Pros and Cons of Parameter Estimation
The Parameter Estimation method combines the traits of theoretical and experimental modelling. There is still an emphasis on “knowing your system” in order to derive the model, but you don’t need to know all the system parameters. Because the parameters are found experimentally, without using the manufacturer’s specifications that vary slightly between units, you can obtain a more accurate model. The main disadvantage, similarly to the “black box” modelling methods, is that parameter estimation is only feasible on certain systems (non-volatile systems, for one). It also requires all the necessary sensors. For example, this lab could not be performed on the previous version of the system, QUBE-Servo 1, because it did not have a current sensor.
Transfer functions are commonly used to model many systems and are also used in most of the QUBE-Servo 2 labs. The other common representation used is state-space. State-space modelling is applied in higher-complexity, Multiple Input Multiple Output (MIMO) systems like robot manipulator arms.
The newly added State-space Modelling lab is a great way to introduce state-space representation using a simpler system and to put it into practice by validating whether your model represents the system accurately or not.

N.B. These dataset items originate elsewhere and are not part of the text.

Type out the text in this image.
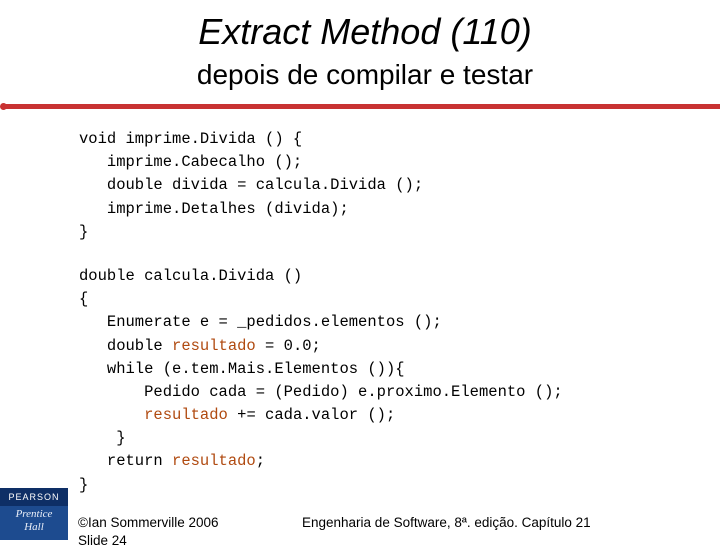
Extract Method (110)
depois de compilar e testar
void imprime.Divida () {
imprime.Cabecalho ();
double divida = calcula.Divida ();
imprime.Detalhes (divida);
}
double calcula.Divida ()
{
Enumerate e = _pedidos.elementos ();
double resultado = 0.0;
while (e.tem.Mais.Elementos ()){
Pedido cada = (Pedido) e.proximo.Elemento ();
resultado += cada.valor ();
}
return resultado;
}
PEARSON
Prentice
Hall	©Ian Sommerville 2006
Slide 24
Engenharia de Software, 8ª. edição. Capítulo 21
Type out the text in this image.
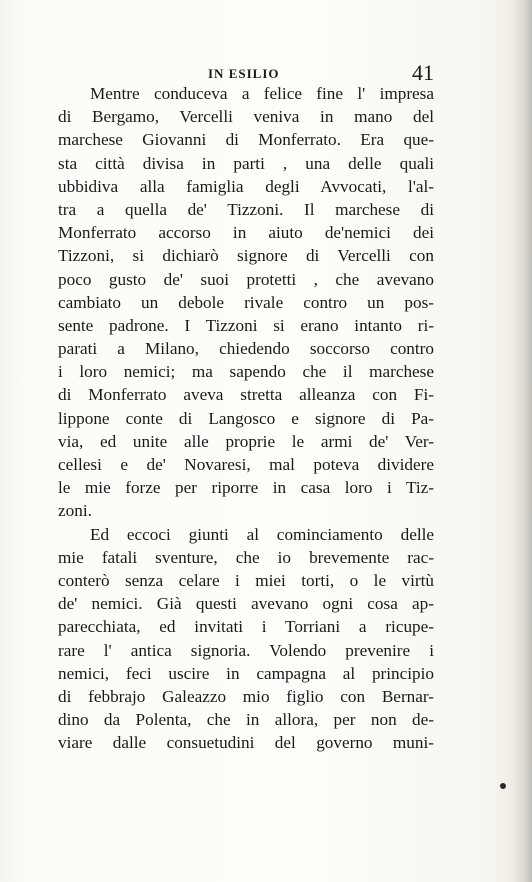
IN ESILIO	41
Mentre conduceva a felice fine l' impresa
di Bergamo, Vercelli veniva in mano del
marchese Giovanni di Monferrato. Era que-
sta città divisa in parti , una delle quali
ubbidiva alla famiglia degli Avvocati, l'al-
tra a quella de' Tizzoni. Il marchese di
Monferrato accorso in aiuto de'nemici dei
Tizzoni, si dichiarò signore di Vercelli con
poco gusto de' suoi protetti , che avevano
cambiato un debole rivale contro un pos-
sente padrone. I Tizzoni si erano intanto ri-
parati a Milano, chiedendo soccorso contro
i loro nemici; ma sapendo che il marchese
di Monferrato aveva stretta alleanza con Fi-
lippone conte di Langosco e signore di Pa-
via, ed unite alle proprie le armi de' Ver-
cellesi e de' Novaresi, mal poteva dividere
le mie forze per riporre in casa loro i Tiz-
zoni.
Ed eccoci giunti al cominciamento delle
mie fatali sventure, che io brevemente rac-
conterò senza celare i miei torti, o le virtù
de' nemici. Già questi avevano ogni cosa ap-
parecchiata, ed invitati i Torriani a ricupe-
rare l' antica signoria. Volendo prevenire i
nemici, feci uscire in campagna al principio
di febbrajo Galeazzo mio figlio con Bernar-
dino da Polenta, che in allora, per non de-
viare dalle consuetudini del governo muni-
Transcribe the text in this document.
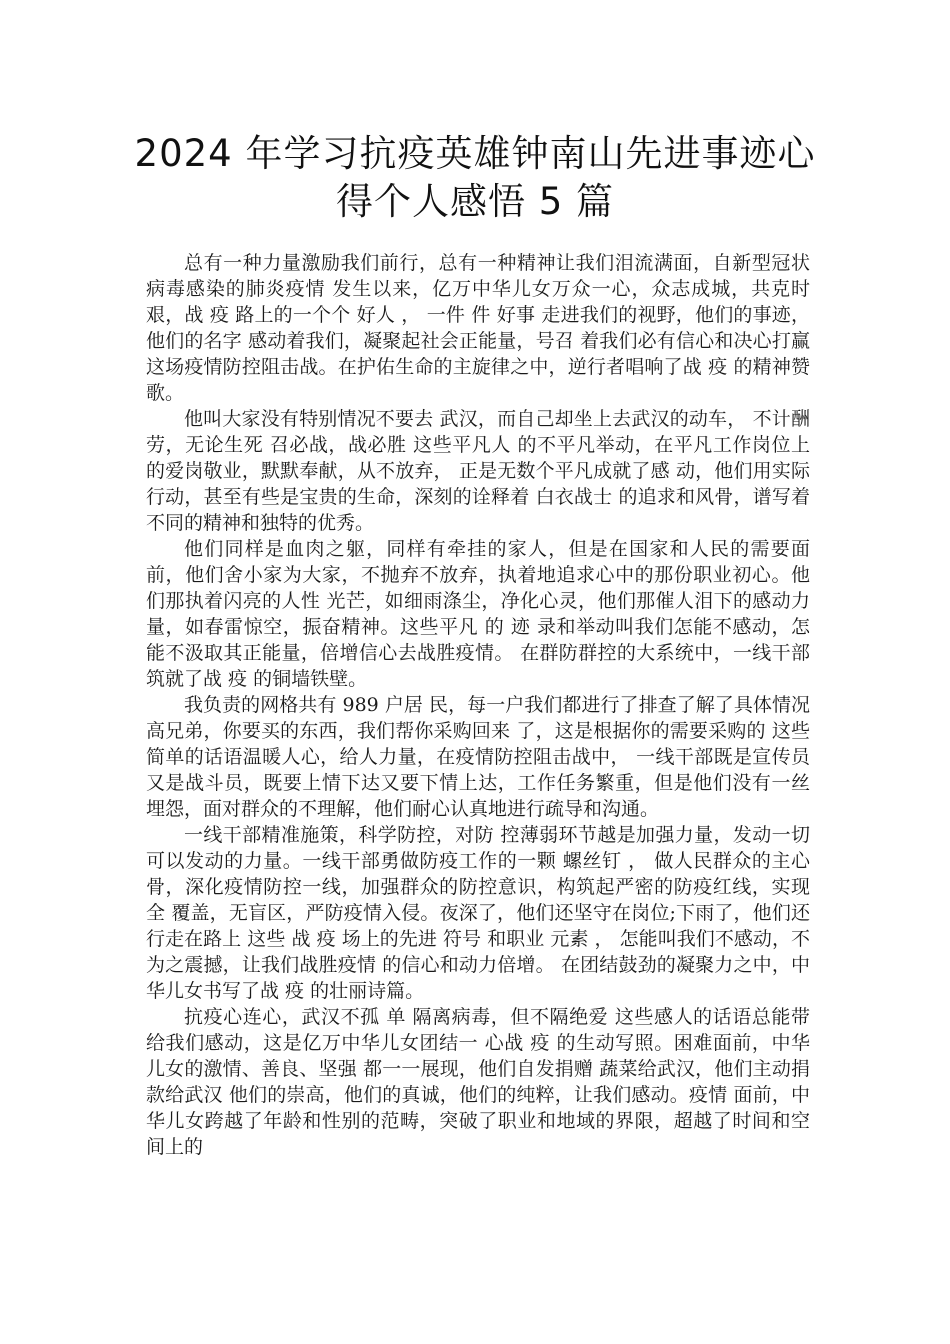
2024 年学习抗疫英雄钟南山先进事迹心
得个人感悟 5 篇

总有一种力量激励我们前行，总有一种精神让我们泪流满面，自新型冠状病毒感染的肺炎疫情 发生以来，亿万中华儿女万众一心，众志成城，共克时艰，战 疫 路上的一个个 好人 ， 一件 件 好事 走进我们的视野，他们的事迹，他们的名字 感动着我们，凝聚起社会正能量，号召 着我们必有信心和决心打赢这场疫情防控阻击战。在护佑生命的主旋律之中，逆行者唱响了战 疫 的精神赞歌。

他叫大家没有特别情况不要去 武汉，而自己却坐上去武汉的动车， 不计酬劳，无论生死 召必战，战必胜 这些平凡人 的不平凡举动，在平凡工作岗位上的爱岗敬业，默默奉献，从不放弃， 正是无数个平凡成就了感 动，他们用实际行动，甚至有些是宝贵的生命，深刻的诠释着 白衣战士 的追求和风骨，谱写着 不同的精神和独特的优秀。

他们同样是血肉之躯，同样有牵挂的家人，但是在国家和人民的需要面 前，他们舍小家为大家，不抛弃不放弃，执着地追求心中的那份职业初心。他们那执着闪亮的人性 光芒，如细雨涤尘，净化心灵，他们那催人泪下的感动力量，如春雷惊空，振奋精神。这些平凡 的 迹 录和举动叫我们怎能不感动，怎能不汲取其正能量，倍增信心去战胜疫情。 在群防群控的大系统中，一线干部筑就了战 疫 的铜墙铁壁。

我负责的网格共有 989 户居 民，每一户我们都进行了排查了解了具体情况 高兄弟，你要买的东西，我们帮你采购回来 了，这是根据你的需要采购的 这些简单的话语温暖人心，给人力量，在疫情防控阻击战中， 一线干部既是宣传员又是战斗员，既要上情下达又要下情上达，工作任务繁重，但是他们没有一丝埋怨，面对群众的不理解，他们耐心认真地进行疏导和沟通。

一线干部精准施策，科学防控，对防 控薄弱环节越是加强力量，发动一切可以发动的力量。一线干部勇做防疫工作的一颗 螺丝钉 ， 做人民群众的主心骨，深化疫情防控一线，加强群众的防控意识，构筑起严密的防疫红线，实现全 覆盖，无盲区，严防疫情入侵。夜深了，他们还坚守在岗位;下雨了，他们还行走在路上 这些 战 疫 场上的先进 符号 和职业 元素 ， 怎能叫我们不感动，不为之震撼，让我们战胜疫情 的信心和动力倍增。 在团结鼓劲的凝聚力之中，中华儿女书写了战 疫 的壮丽诗篇。

抗疫心连心，武汉不孤 单 隔离病毒，但不隔绝爱 这些感人的话语总能带给我们感动，这是亿万中华儿女团结一 心战 疫 的生动写照。困难面前，中华儿女的激情、善良、坚强 都一一展现，他们自发捐赠 蔬菜给武汉，他们主动捐款给武汉 他们的崇高，他们的真诚，他们的纯粹，让我们感动。疫情 面前，中华儿女跨越了年龄和性别的范畴，突破了职业和地域的界限，超越了时间和空间上的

This can then lead to state-feedback control, which sets the foundation to design advanced control for more complex systems, e.g., balancing an unstable pendulum.
Nonlinear and Unmodeled Dynamics
Linear models are used to characterizing systems in many applications. However, physical systems, data-acquisition devices, and so on, all have nonlinear elements that are neglected in the modelling process.
In the Friction Identification experiment, we highlight the most commonly neglected elements in models: Coulomb friction and Viscous friction.
A sample friction model
Pros and Cons of Friction Identification
Most systems have friction. Knowing how friction affects the system response is a huge value-add because that’s usually what students first notice when going from simulation to implementing their controller on the actual device: the response doesn’t match up. But including friction in the model is not always necessary. In fact, typically, friction is treated as being “negligible” because most applications use linear controllers. Linear controller design is based on a linear model, which cannot include nonlinear elements such as Coulomb friction. In addition, there are fairly simple ways to compensate for friction after the initial design, e.g., tuning the control gains, adding integral control.
I hope this post provides you with a good overview of the instrumentation and modelling labs included in the curriculum accompanying the QUBE-Servo 2 system. I will talk about the other concepts we cover in one of my future articles.